A) Cell line profiling in the Human Protein Atlas dataset using bulk mRNA levels (left) and aggregated DINO features (right). The matrices display the cosine similarity among cell lines (rows and columns) according to mRNA levels or imaging features. The order of rows and columns in both matrices follows groups determined by hierarchical clustering of the mRNA similarity values. B) Canonical correlation analysis between mRNA readouts and DINO features aggregated by cell line in the HPA dataset (Methods).
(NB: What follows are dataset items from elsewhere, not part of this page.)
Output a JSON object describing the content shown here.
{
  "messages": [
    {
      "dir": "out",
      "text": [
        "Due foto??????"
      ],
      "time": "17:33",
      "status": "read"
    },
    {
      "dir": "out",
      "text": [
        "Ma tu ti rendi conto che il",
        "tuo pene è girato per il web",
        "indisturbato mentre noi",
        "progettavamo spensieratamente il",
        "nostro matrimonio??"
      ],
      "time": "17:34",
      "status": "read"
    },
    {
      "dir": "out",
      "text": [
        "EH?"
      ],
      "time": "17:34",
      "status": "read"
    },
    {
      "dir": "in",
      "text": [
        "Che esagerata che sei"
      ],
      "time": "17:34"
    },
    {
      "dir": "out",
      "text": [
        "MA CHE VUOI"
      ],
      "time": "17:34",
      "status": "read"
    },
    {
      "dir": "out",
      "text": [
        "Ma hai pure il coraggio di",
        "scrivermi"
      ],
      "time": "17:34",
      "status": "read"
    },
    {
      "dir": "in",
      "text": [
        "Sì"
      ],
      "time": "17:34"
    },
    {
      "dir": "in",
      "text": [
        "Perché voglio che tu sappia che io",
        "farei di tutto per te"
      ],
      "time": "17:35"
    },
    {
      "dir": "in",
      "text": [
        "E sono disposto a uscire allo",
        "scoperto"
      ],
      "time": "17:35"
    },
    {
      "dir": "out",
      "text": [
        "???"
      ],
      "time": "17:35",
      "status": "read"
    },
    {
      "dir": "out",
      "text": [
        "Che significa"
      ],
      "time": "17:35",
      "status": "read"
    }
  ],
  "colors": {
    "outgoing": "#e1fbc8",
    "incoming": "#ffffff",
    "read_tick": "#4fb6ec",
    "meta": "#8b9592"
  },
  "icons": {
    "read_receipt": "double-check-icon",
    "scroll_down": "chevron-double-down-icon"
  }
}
Each point in the plot corresponds to one cell line. Red points are the mRNA representation and blue points are the DINO features representation. Lines between points indicate the correct connection between the two representations for one cell line. A representative subset of the cell line points are annotated. C) Matrix of cosine similarities among DINO features aggregated by protein localization groups, with rows and columns ordered by the ground truth annotations. The clusters highlighted in green are protein localizations in the nucleus or the cytoplasm. The red clusters correspond to secondary groupings of the protein localizations, annotated by experts²⁷ (Methods). D) Pseudotime analysis of cell cycle stages in the WTC11 dataset using the Diffusion Pseudotime (DPT) algorithm ⁶³ on the features extracted by DINO trained on ImageNet. Points in the plot are single cells colored by cell-cycle stages. E) Matrix of cosine similarities between DINO features aggregated by cell-cycle stage groups in the WTC11 dataset. F) Matrix of cosine similarities between DINO features aggregated at the treatment-level in the LINCS Cell Painting dataset. The two matrices in the right are zoomed-in views of two groups of compounds that share similar mechanism-of-action labels, indicated by the colors and names in the right.